02-23-2015 | Mechanical Cognition I
Why would the machines think like us? The reason for this has nothing to do with our ways of thinking being objectively right or unique. Rather, it has to do with what I'll dub the 'big data food chain'. These AIs, if they are to emerge as plausible forms of general intelligence, will have to learn by consuming the vast electronic trails of human experience and human interests. For this is the biggest repository of general facts about the world that we have available. To break free of restricted uni-dimensional domains, these AIs will have to trawl the mundane seas of words and images that we lay down on Facebook, Google, Amazon, and Twitter. Where before they may have been force-fed a diet of astronomical objects or protein-folding puzzles, the break-through general intelligences will need a richer and more varied diet. That diet will be the massed strata of human experience preserved in our daily electronic media.

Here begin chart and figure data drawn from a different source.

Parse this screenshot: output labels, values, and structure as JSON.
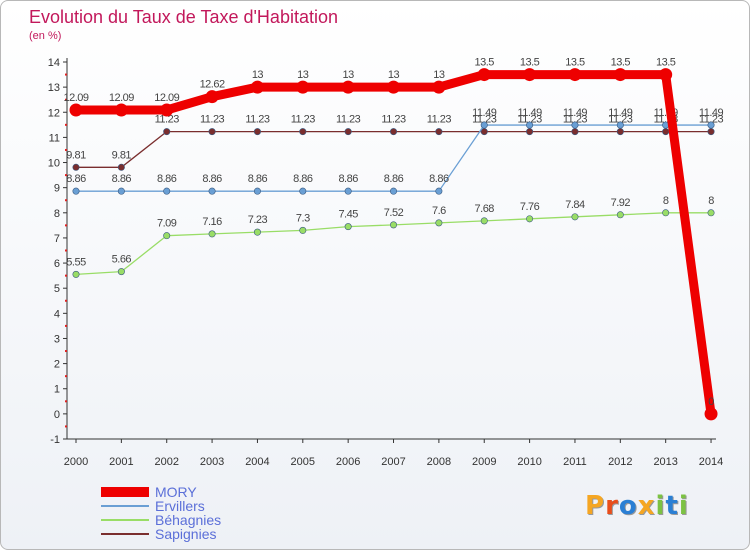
{
  "chart_data": {
    "type": "line",
    "title": "Evolution du Taux de Taxe d'Habitation",
    "subtitle": "(en %)",
    "xlabel": "",
    "ylabel": "",
    "x": [
      2000,
      2001,
      2002,
      2003,
      2004,
      2005,
      2006,
      2007,
      2008,
      2009,
      2010,
      2011,
      2012,
      2013,
      2014
    ],
    "ylim": [
      -1,
      14
    ],
    "yticks": [
      -1,
      0,
      1,
      2,
      3,
      4,
      5,
      6,
      7,
      8,
      9,
      10,
      11,
      12,
      13,
      14
    ],
    "series": [
      {
        "name": "MORY",
        "color": "#ee0000",
        "values": [
          12.09,
          12.09,
          12.09,
          12.62,
          13,
          13,
          13,
          13,
          13,
          13.5,
          13.5,
          13.5,
          13.5,
          13.5,
          0
        ],
        "labels": [
          "12.09",
          "12.09",
          "12.09",
          "12.62",
          "13",
          "13",
          "13",
          "13",
          "13",
          "13.5",
          "13.5",
          "13.5",
          "13.5",
          "13.5",
          "0"
        ]
      },
      {
        "name": "Ervillers",
        "color": "#6a9fd4",
        "values": [
          8.86,
          8.86,
          8.86,
          8.86,
          8.86,
          8.86,
          8.86,
          8.86,
          8.86,
          11.49,
          11.49,
          11.49,
          11.49,
          11.49,
          11.49
        ],
        "labels": [
          "8.86",
          "8.86",
          "8.86",
          "8.86",
          "8.86",
          "8.86",
          "8.86",
          "8.86",
          "8.86",
          "11.49",
          "11.49",
          "11.49",
          "11.49",
          "11.49",
          "11.49"
        ]
      },
      {
        "name": "Béhagnies",
        "color": "#99dd66",
        "values": [
          5.55,
          5.66,
          7.09,
          7.16,
          7.23,
          7.3,
          7.45,
          7.52,
          7.6,
          7.68,
          7.76,
          7.84,
          7.92,
          8,
          8
        ],
        "labels": [
          "5.55",
          "5.66",
          "7.09",
          "7.16",
          "7.23",
          "7.3",
          "7.45",
          "7.52",
          "7.6",
          "7.68",
          "7.76",
          "7.84",
          "7.92",
          "8",
          "8"
        ]
      },
      {
        "name": "Sapignies",
        "color": "#7a2e2e",
        "values": [
          9.81,
          9.81,
          11.23,
          11.23,
          11.23,
          11.23,
          11.23,
          11.23,
          11.23,
          11.23,
          11.23,
          11.23,
          11.23,
          11.23,
          11.23
        ],
        "labels": [
          "9.81",
          "9.81",
          "11.23",
          "11.23",
          "11.23",
          "11.23",
          "11.23",
          "11.23",
          "11.23",
          "11.23",
          "11.23",
          "11.23",
          "11.23",
          "11.23",
          "11.23"
        ]
      }
    ],
    "legend": [
      "MORY",
      "Ervillers",
      "Béhagnies",
      "Sapignies"
    ],
    "legend_position": "bottom-left",
    "grid": false
  },
  "brand": {
    "letters": [
      "P",
      "r",
      "o",
      "x",
      "i",
      "t",
      "i"
    ],
    "colors": [
      "#f5a623",
      "#e94e1b",
      "#2a7fd4",
      "#f5a623",
      "#7cc243",
      "#2a7fd4",
      "#7cc243"
    ]
  }
}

The statistical baths in which we immerse these potent learning machines will thus be all-too-familiar. They will feed off the fossil trails of our own engagements, a zillion images of bouncing babies, bouncing balls, LOL-cats, and potatoes that look like the Pope. These are the things that they must crunch into a multi-level world-model, finding the features, entities, and properties (latent variables) that best capture the streams of data to which they are exposed. Fed on such a diet, these AIs may have little choice but to develop a world-model that has much in common with our own. They are probably more in danger of becoming super-Mario freaks than becoming super-villains intent on world-domination.